WWW2026
FCRLLM: Aligning LLM with Collaborative Filtering for Long-tailed Sequential Recommendation
Byungmoon Heo, Namjun Lee, Seonah Kim, Jaekwang Kim
Abstract
In real-world scenarios, users tend to engage with a small set of popular items, while a large number of long-tail items receive little to no interaction. This long-tail phenomenon substantially impairs recommendation quality. Although prior approaches have attempted to address this issue, the absence of sufficient collaborative signals remains a major obstacle. With the advent of Large Language Models (LLMs), recent studies have explored leveraging LLM-derived semantics to enrich recommendation models. These approaches aim to incorporate textual or contextual knowledge to compensate for limited user-item interactions.
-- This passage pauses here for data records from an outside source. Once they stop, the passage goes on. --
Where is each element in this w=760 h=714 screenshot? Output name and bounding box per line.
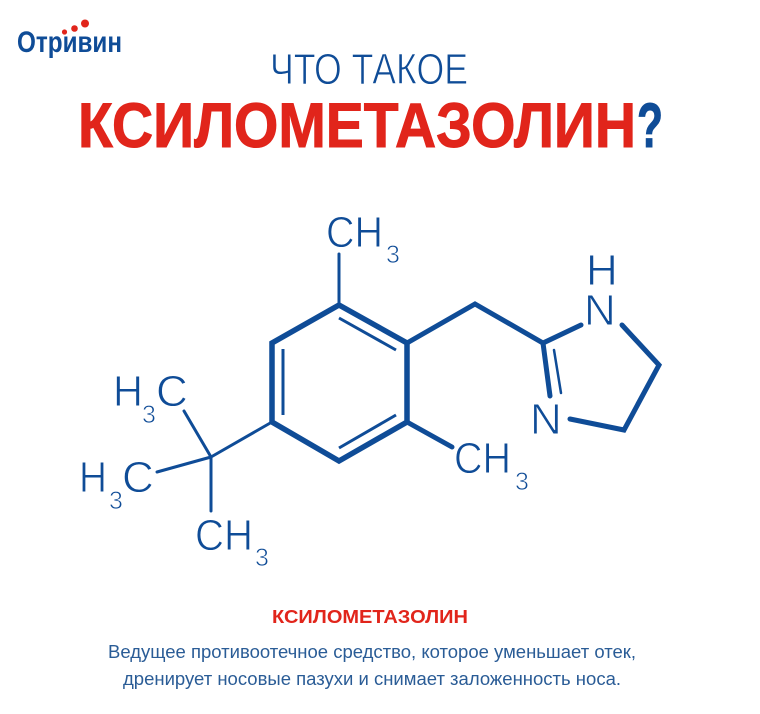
label: right CH3: 3: [515, 468, 529, 496]
description text: [108, 642, 636, 689]
title: line two: КСИЛОМЕТАЗОЛИН: [78, 91, 636, 161]
title: line two: ?: [637, 91, 663, 161]
chemical structure: xylometazoline: [79, 208, 659, 572]
label: right CH3: [454, 434, 529, 496]
logo: Otrivin: Отривин: [17, 26, 122, 59]
bonds: [157, 254, 659, 511]
description text: Ведущее противоотечное средство, которое уменьшает отек,: [108, 642, 636, 662]
label: upper H3C: H: [113, 367, 143, 416]
logo: Otrivin: [17, 20, 122, 59]
subheading: КСИЛОМЕТАЗОЛИН: [272, 606, 468, 627]
label: bottom CH3: [195, 511, 269, 572]
label: bottom CH3: 3: [255, 544, 269, 572]
description text: дренирует носовые пазухи и снимает заложенность носа.: [123, 669, 621, 689]
label: NH hydrogen: H: [586, 246, 618, 295]
label: top CH3: 3: [386, 241, 400, 269]
label: middle H3C: H: [79, 453, 107, 502]
label: NH nitrogen: N: [584, 286, 616, 335]
label: middle H3C: C: [122, 453, 154, 502]
title: line one: ЧТО ТАКОЕ: [270, 45, 468, 94]
label: middle H3C: 3: [109, 487, 123, 515]
label: middle H3C: [79, 453, 154, 515]
benzene ring: [272, 305, 407, 461]
label: right CH3: CH: [454, 434, 511, 483]
label: upper H3C: [113, 367, 188, 429]
label: lower nitrogen: N: [530, 395, 562, 444]
label: top CH3: CH: [326, 208, 383, 257]
label: top CH3: [326, 208, 400, 269]
label: upper H3C: 3: [142, 401, 156, 429]
label: upper H3C: C: [156, 367, 188, 416]
label: bottom CH3: CH: [195, 511, 253, 560]
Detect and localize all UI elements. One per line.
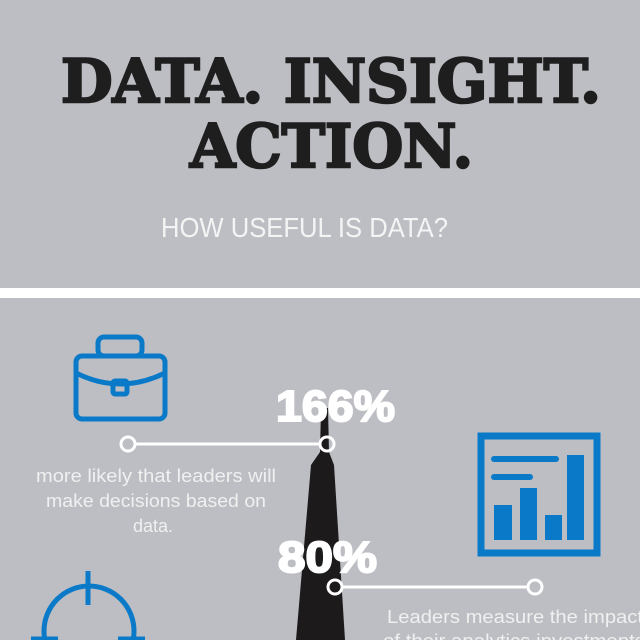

A key challenge, however, lies in effectively integrating semantic signals with collaborative representations, which originate from different modalities and learning dynamics. To tackle this, We propose a novel framework, called FCRLLM (the Flipped Classroom with LLM), for long-tail sequential recommendation that aligns collaborative and LLM-based semantic representations. The flipped classroom mechanism dynamically updates the teacher representation to align with the student's attention, enabling more effective integration of semantic and collaborative information. This alignment is implemented via an energy-based formulation inspired by Hopfield networks. To validate its effectiveness, we conduct extensive experiments on three real-world datasets and demonstrate that FCRLLM consistently improves recommendation performance regardless of item popularity or user activity.